Aún con todo, el principal peligro que supone la imposición de barreras arancelarias, y especialmente cuando se hace con ánimo declarado de castigar a una enorme potencia como es China, es el estallido de una guerra comercial a gran escala. La tentación política de responder a la agresión mercantilista con medidas similares, a pagar con la misma moneda, es demasiado elevada para que un gobernante pueda resistirla. En esta ocasión, China no ha tardado en anunciar sus represalias: ya ha comunicado que también ellos impondrán un arancel del 25% sobre 50 mil millones de dólares de importaciones de productos americanos, incluidos automóviles, aeronaves, productos químicos y bienes agrícolas. Las autoridades chinas han sido claras al respecto: “China no tiene miedo y no retrocederá en una guerra comercial”. Trump no ha tardado en contestar que están considerando elevar sus aranceles hasta cubrir 100 mil millones adicionales en productos chinos.

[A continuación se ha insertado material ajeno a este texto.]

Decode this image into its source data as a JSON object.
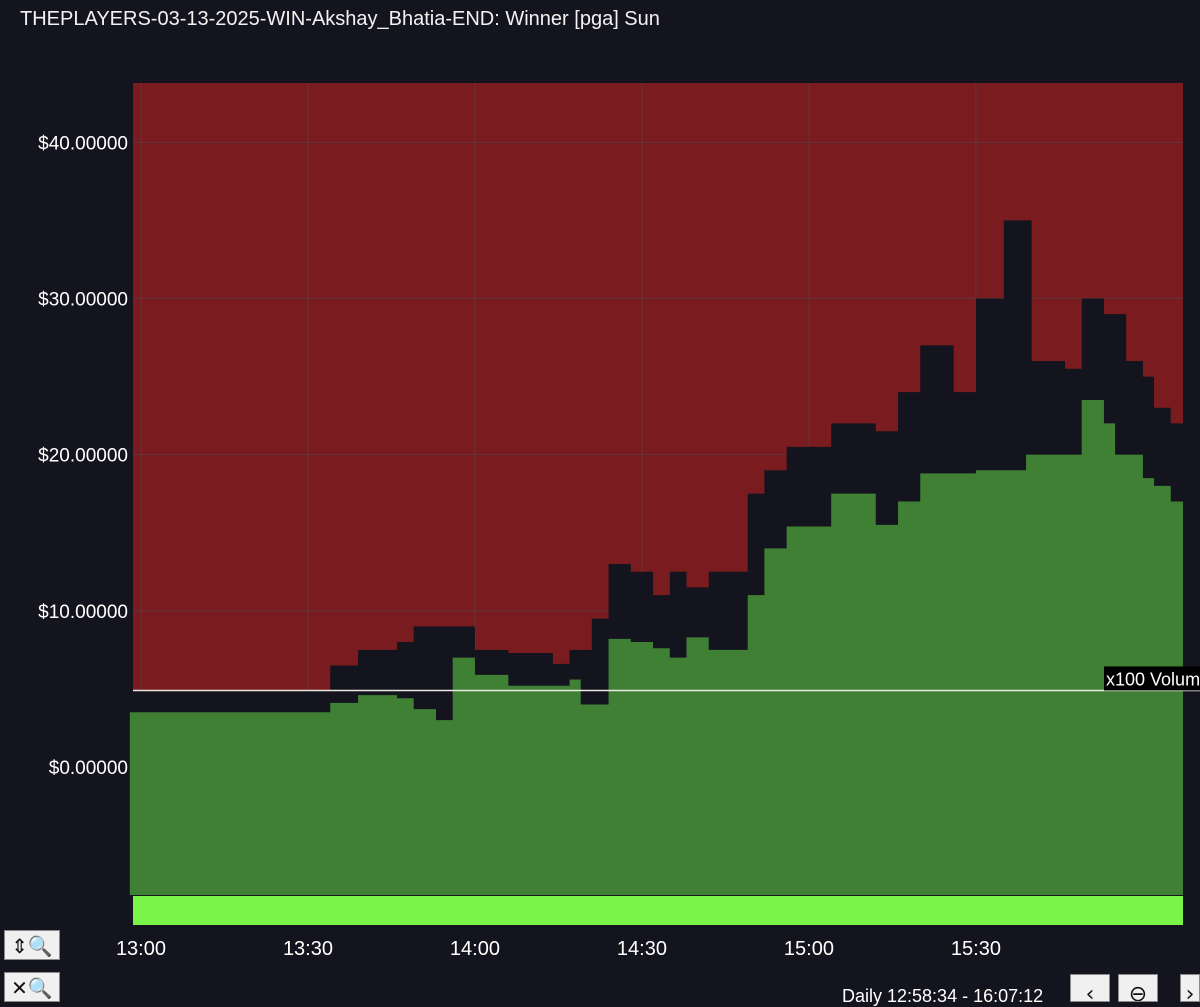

Una guerra comercial como la que podría desencadenarse en caso de que ambas partes no acaben reculando tendría unas nefastas consecuencias para ambas partes, provocando una inmensa destrucción de riqueza en todo el mundo. Donald Trump publicó recientemente en Twitter que “las guerras comerciales son buenas, y fáciles de ganar”. Es posible que políticos nacionalistas como Trump tengan algo que ganar, en términos electorales, entrando en una guerra comercial. Tal vez incluso los grupos de presión próximos a la Casa Blanca también puedan ganar algo. Pero sería a costa de imponer a los ciudadanos la injusta y empobrecedora tragedia del proteccionismo. La guerra comercial supone poner rumbo hacia la dirección incorrecta, hacia el aislacionismo comercial. Es un mazazo contra la gallina de los huevos de oro, la globalización y el libre comercio, que lleva décadas generando un progreso económico sin precedentes en la historia de la Humanidad. No, las guerras comerciales no son buenas ni son fáciles de ganar: son malas y en ellas la inmensa mayoría de las personas salen perdiendo.